Matthew Jennings of Fidelity explains that the main difference between income and growth funds is the type of return they aim to provide to investors: “A growth fund aims for capital appreciation over time, whereas an income fund aims to deliver a steady stream of income, which can be paid out to the investors or re-invested in the fund.” As such, “growth fund managers will typically invest in companies that they believe will be able to significantly grow their earnings over time, while an income fund manager is more concerned about the level of dividend that the company pays, and the sustainability of that dividend.”
Simon Ellis of Legal & General Investments says “growth is easier to define, but harder to find. Tapping into a consistently successful fund manager in an investment area that you think shows long-term growth potential requires some diligent research, but above all you need to believe a market is going to grow.” He suggests investors without the time or inclination to try to pick the best managers should access the growth market through tracker funds, as they are much cheaper.
“Income funds work on different principles” explains Ellis, “the main principle is that by picking up dividends, coupons and interest along the way, you should be making at least a little money most of the time.” Many very large companies are paying out dividends way above commonly available deposit funds, notes Ellis. For example, Sainsbury’s currently pays out 5 per cent and GlaxoSmithKline offers 4.9 per cent.
Whether driven by animal spirits, business cycles or credit fuelled booms and busts, in theory at least, the bear and the bull tend to benefit either income or growth funds. “Growth funds usually perform well during periods of confidence in the economy, whereas income funds will perform well when investors prefer the safety and tangible nature of dividends”, explains Jennings. He adds: “The protection afforded by a regular and stable dividend payment confers a significant benefit to income funds during periods of stress in equity markets. However, when markets are optimistic, it is growth funds that will usually outperform.”
THE GLASS IS HALF SOMETHING
Investors in need of an income – principally those in retirement – are constrained by their time horizons to focus on income over growth, but for everyone else, the portfolio weighting in favour of one over the other should – it is believed – be based on a clear market view. Jennings says “over the long term it is clear that optimistic market conditions favour growth funds, while more cautious markets favour income funds.”
Foster says that “the discipline of income investing should keep investors away from bubbles, as the underlying stocks must generally be providing distributable profits in the immediate term – they are therefore less reliant on growth which may turn out to be illusory.” However, he adds: “Income investors can be lured into mistakes by the siren song of high dividend yields.” He notes that banks in 2008 were a prime example of this: “A high dividend yield can be halted, only for capital to be diluted too.” Another example Foster gives is BP, “where income funds held the stock prior to the Deepwater Horizon crisis only to sell it when the dividend was cut – in that instance the discipline of income investing meant missing out on much recovery potential.”
A BALANCED VIEW
Jason Witcombe of Evolve Financial Planning encourages investors to look at total returns. He says that what investors want is a fund that will make them money, whether that is income or growth or a mixture of the two really doesn’t matter: “No one would want a fund that produced a fantastic 8 per cent yield but lost a less than fantastic 10 per cent per annum in capital terms.”
Adrian Lowcock, senior investment adviser at Bestinvest, thinks investors shouldn’t choose one over the other: “Whether you are seeking income or growth you should have some income funds in your portfolio and vice versa.” Some funds self-define as combined income and growth funds. Lowcock thinks “these are fine if the portfolio is smaller and it is hard to get diversification, but generally speaking we prefer to separate out the two approaches to ensure the manager is focused.”

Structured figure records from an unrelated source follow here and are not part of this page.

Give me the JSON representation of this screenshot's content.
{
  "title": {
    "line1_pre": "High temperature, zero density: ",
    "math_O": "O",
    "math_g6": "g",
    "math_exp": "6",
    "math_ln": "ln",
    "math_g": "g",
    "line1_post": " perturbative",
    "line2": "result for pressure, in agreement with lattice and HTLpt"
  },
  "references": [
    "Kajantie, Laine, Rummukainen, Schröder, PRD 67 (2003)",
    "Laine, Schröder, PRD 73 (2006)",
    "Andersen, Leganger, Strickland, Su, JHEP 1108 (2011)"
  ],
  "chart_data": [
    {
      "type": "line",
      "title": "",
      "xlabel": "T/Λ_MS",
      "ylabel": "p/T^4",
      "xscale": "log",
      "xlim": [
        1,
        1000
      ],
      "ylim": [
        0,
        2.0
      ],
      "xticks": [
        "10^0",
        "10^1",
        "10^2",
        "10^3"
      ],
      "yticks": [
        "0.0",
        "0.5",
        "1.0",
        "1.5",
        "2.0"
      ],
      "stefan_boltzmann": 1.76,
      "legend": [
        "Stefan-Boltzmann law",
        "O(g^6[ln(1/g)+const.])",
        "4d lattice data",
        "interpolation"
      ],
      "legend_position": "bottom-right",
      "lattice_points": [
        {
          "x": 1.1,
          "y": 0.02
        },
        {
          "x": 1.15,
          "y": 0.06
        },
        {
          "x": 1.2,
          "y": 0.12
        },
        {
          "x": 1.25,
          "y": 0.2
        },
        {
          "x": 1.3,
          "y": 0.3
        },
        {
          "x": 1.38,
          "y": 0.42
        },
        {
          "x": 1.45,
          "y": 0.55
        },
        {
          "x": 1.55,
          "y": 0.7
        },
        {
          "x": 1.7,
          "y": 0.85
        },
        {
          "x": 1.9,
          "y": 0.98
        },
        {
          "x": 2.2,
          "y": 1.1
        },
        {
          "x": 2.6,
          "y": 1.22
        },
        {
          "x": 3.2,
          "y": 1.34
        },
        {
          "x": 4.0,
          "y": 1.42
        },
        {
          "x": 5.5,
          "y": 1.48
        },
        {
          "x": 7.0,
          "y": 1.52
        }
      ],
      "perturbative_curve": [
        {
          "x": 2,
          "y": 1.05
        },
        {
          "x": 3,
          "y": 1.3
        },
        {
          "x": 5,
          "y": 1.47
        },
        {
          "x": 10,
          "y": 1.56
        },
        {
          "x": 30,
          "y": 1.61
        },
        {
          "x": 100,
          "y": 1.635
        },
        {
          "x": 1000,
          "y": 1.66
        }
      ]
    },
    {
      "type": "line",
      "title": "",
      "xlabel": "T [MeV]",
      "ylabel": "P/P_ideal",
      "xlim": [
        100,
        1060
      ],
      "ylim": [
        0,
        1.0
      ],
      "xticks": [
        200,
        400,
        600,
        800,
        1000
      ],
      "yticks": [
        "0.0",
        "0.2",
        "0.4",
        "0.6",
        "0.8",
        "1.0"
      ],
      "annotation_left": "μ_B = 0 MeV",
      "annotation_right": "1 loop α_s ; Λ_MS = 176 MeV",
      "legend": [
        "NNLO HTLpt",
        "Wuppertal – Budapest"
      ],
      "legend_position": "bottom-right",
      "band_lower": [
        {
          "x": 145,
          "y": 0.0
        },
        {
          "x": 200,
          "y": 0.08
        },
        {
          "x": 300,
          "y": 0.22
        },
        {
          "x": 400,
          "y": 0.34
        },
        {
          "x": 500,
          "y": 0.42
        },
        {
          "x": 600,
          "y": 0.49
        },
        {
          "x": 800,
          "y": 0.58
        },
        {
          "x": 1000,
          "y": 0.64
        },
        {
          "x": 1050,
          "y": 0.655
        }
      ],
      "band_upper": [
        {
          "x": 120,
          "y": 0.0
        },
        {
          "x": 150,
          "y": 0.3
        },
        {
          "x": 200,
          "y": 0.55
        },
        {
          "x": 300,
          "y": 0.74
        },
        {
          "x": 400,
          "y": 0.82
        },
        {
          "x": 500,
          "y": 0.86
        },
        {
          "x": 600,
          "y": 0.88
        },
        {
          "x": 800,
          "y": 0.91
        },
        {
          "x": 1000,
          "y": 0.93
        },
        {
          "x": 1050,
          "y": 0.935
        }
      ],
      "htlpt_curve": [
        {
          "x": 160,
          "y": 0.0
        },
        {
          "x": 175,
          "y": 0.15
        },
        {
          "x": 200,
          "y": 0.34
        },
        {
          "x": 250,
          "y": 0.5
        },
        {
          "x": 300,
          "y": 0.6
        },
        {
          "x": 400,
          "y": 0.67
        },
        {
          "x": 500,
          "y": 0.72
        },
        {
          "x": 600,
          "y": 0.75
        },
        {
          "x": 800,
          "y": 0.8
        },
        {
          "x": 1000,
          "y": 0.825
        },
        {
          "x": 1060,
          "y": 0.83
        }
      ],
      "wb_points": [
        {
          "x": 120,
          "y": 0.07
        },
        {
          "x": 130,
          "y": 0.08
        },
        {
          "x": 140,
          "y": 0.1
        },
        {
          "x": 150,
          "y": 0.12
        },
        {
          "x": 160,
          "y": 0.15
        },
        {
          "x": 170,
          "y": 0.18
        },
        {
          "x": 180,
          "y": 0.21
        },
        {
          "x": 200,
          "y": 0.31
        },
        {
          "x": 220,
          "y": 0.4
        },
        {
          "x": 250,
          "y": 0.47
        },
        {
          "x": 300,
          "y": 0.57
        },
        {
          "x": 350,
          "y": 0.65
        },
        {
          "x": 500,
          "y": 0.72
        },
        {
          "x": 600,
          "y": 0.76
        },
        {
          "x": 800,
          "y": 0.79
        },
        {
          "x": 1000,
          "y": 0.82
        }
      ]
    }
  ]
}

All stereotypes hide a multitude of similarities. Guy Foster, who is head of portfolio strategy at Brewin Dolphin, thinks investors should be wary of generalisations, such as the perception that “growth funds have a tendency towards volatility”. Ellis notes that “equity income funds have experienced as much volatility as growth funds over recent years.”
In fact, an analysis of the two sectors shows their performance to be highly correlated – this is because they tend to invest in similar stocks. Oliver Clarke-Williams of FE notes “the r-squared correlation between the two sectors is 0.98 over the past three years.” He also notes that of the top 10 holdings of the UK Equity Income funds, the five most popular are GlaxoSmithKline, Vodafone, Royal Dutch Shell, BP Group and BAT, appearing in the top 10 holdings of over half the funds. He adds that four of these holdings also appear in the top five of the UK All Companies sector – the only one missing is BAT, which falls to eighth and is replaced by BG Group – suggesting that the way income and growth funds invest are not substantially different.
As such, a balance of income and equity doesn’t necessarily result in a balanced portfolio. In this instance your biases might not undermine your balance. You – or your adviser – will need to get under the skin of your investments to see if you have the diversification you really want.
Whether your portfolio is diversified or weighted in favour of growth or income, Ellis says one thing is for sure: “In a high tax economy, putting money away into a tax-free Isa is almost a personal duty.”